Um Ihre Verbundenheit mit der Romandie, der frankophonen Westschweiz, nochmals zu unterstreichen, widmet Swiss diese in Genf stationierte A220 dem traditionsreichen Winzerfest, das nur alle rund 25 Jahre im Anbaugebiet Lavaux am Genfer See stattfindet. Gestaltet wurde diese sehr außergewöhnliche Sonderbemalung erneut vom Westschweizer Künstler Mathias Forbach, alias Fichtre. Das fast einmonatige Fête des Vignerons ist als Immaterielles Kulturgut durch die UNESCO anerkannt und zieht annähernd eine Millionen Besucher nach Vevey.
Erst im Juni 2017 eingeführt, ist die Flotte der A220-300 (ehemals CS300) inzwischen auf 16 Flugzeuge angewachsen, zusätzlich zu acht weiteren Exemplaren der kürzeren A220- 100. .
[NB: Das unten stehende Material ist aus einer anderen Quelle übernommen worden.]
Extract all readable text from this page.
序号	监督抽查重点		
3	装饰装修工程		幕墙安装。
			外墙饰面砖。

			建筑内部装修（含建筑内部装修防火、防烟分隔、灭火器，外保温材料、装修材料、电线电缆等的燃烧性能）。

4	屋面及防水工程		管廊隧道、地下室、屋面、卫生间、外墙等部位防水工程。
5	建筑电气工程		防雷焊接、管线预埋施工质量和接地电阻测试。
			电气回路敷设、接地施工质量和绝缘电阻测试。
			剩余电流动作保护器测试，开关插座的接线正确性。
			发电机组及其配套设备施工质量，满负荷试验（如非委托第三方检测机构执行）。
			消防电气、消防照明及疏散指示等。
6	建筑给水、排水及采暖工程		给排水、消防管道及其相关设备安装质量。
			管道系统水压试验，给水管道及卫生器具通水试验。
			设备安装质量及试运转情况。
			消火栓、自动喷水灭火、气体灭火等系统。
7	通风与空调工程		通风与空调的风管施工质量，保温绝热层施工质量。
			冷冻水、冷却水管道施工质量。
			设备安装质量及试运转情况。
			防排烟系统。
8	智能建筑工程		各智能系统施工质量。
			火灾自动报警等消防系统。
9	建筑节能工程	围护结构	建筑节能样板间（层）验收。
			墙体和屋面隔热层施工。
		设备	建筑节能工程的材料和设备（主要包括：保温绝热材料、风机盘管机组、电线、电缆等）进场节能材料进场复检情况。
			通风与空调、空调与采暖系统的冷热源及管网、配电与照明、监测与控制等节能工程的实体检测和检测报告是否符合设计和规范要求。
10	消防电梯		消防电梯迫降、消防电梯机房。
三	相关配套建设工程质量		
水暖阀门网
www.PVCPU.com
Der Airbus A220 stellt inzwischen ein Drittel der Flotte der Schweizer Airline. 21 von den 30 Exemplaren gehören zur längeren A220-300 mit einer Kapazität für 145 Passagier in einer Ein-Klassen-Bestuhlung. Diese Neuauflage ist getauft auf Davos, dem berühmten Luftkur- und Wintersportort, in dem jährlich im Januar das Weltwirtschaftsforum abgehalten wird.